Bounded repetition (content ::= char{1,60}) — unsupported in vanilla GBNF. llama.cpp’s extension supports it; xgrammar doesn’t yet.
Force progression via interleaved mandatory markers — e.g. insert a mandatory content cite-group pair every N characters. Breaks the natural prose flow and makes the grammar model-aware.
Logit-bias the [ token upward after some content length — cross- cutting hack that conflates backend plumbing with grammar semantics.
Accept as documented behavior — ship REQUIRED with a clear note that it requires a model big enough to want to close sentences, and recommend AUTO + prompt pressure for small models.

Decision¶

Accept as documented. The REQUIRED policy is correct-by-construction — if the model emits a citation, it’s in-range, and every completed sentence has one. The gap is in progression: the grammar doesn’t guarantee the model will complete any sentence before hitting max_new_tokens.
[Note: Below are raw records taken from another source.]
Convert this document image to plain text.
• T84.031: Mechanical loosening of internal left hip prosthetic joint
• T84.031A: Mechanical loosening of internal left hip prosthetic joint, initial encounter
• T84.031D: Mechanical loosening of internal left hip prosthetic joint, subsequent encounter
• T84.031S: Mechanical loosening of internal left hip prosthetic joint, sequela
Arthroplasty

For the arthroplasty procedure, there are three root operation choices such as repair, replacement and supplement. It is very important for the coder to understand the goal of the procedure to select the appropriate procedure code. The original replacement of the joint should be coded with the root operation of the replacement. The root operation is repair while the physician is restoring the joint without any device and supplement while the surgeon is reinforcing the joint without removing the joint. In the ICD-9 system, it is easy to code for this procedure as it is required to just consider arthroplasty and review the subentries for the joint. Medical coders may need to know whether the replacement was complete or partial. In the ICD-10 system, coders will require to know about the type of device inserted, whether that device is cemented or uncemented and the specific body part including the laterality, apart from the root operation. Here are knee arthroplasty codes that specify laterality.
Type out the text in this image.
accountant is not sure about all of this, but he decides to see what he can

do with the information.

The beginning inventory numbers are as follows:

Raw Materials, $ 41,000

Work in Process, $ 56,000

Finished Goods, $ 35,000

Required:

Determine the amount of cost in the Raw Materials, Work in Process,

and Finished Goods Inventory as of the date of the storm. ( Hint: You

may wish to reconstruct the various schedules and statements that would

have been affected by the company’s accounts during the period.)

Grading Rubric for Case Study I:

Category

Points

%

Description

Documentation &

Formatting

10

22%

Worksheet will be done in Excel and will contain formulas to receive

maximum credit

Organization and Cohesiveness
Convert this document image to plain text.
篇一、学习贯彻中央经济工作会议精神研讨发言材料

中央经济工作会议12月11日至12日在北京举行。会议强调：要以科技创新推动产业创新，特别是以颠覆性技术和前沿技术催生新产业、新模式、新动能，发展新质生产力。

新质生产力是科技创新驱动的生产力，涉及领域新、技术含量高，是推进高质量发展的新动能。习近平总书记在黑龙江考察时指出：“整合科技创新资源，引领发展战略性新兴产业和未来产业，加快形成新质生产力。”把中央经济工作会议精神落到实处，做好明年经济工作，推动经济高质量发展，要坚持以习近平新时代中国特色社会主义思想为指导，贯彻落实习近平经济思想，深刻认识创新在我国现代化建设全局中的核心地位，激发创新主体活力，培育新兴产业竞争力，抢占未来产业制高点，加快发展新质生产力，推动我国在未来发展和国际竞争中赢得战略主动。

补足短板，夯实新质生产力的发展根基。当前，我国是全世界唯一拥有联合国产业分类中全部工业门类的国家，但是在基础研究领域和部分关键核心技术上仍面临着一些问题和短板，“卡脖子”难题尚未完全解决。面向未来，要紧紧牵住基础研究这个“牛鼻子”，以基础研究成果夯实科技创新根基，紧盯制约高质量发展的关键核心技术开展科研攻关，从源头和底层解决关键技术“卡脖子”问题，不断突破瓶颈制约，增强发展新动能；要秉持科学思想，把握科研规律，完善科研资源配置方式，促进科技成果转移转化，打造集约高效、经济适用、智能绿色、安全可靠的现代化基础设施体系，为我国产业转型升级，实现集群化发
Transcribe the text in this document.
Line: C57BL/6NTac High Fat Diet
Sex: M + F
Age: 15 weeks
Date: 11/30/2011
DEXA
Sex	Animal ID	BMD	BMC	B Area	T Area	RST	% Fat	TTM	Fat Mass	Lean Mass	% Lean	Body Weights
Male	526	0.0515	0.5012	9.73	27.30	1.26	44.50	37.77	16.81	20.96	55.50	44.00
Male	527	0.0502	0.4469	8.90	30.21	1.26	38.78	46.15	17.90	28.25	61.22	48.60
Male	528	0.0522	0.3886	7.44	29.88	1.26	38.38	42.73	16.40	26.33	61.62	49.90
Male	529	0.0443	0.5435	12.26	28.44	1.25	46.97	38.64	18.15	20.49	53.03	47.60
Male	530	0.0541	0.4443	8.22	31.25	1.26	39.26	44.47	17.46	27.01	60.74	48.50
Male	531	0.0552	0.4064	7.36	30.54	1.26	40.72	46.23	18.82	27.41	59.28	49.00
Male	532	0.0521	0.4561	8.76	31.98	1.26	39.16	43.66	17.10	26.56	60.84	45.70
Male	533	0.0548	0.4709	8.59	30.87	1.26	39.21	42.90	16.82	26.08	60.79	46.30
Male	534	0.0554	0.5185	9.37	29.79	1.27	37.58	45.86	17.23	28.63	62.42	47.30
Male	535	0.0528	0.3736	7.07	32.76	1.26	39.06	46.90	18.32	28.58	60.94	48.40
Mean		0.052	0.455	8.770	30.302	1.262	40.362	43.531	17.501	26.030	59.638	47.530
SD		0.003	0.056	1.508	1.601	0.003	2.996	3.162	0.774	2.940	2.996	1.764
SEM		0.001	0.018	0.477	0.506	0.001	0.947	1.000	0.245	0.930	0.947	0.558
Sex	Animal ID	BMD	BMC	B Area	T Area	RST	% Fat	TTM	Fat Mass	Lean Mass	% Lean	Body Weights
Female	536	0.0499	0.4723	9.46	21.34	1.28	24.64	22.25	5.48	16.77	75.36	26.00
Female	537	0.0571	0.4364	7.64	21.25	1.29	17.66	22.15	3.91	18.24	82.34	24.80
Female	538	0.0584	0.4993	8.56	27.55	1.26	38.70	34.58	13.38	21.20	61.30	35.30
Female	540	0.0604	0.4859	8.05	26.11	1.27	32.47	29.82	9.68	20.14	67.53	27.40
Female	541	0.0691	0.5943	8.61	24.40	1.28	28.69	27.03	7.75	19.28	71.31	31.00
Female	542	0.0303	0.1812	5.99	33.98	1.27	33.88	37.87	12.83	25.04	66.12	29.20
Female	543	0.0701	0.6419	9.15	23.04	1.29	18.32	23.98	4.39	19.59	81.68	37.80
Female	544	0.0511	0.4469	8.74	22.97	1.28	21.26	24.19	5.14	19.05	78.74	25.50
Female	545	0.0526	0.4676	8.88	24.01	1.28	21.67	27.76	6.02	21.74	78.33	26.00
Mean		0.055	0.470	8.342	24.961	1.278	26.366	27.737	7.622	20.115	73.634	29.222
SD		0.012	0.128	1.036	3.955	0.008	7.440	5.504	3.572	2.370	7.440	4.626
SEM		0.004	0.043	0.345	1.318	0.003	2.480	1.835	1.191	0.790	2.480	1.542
The guarantee stands: no fabricated citations under any policy.
The AUTO policy is fine for small models + citation-dense prompts.
The REQUIRED policy is useful for larger models (≥3B params) where sentence closure is a strong prior.

Document this in:

docs/guarantees.md — the “what’s not guaranteed” section.
The REQUIRED policy docstring in src/citeformer/core.py.
The demo benchmark’s comments — benchmarks/demo.py uses AUTO with a note pointing here.

Consequences¶

Users hitting this on a small model either (a) switch to AUTO and push on the prompt, or (b) increase max_new_tokens and hope the model eventually closes.
A future v0.2+ revision could implement bounded-content enforcement by compiling to XGrammar’s lower-level API and injecting a length guard — revisit when we have demand.
The integration tests use small models and must pass under AUTO or generate enough tokens to stabilise. The HFBackend integration tests (tests/integration/test_hf_backend.py) already use modest generation budgets and don’t assert citations land — only that when they do, they’re in range. No test changes needed.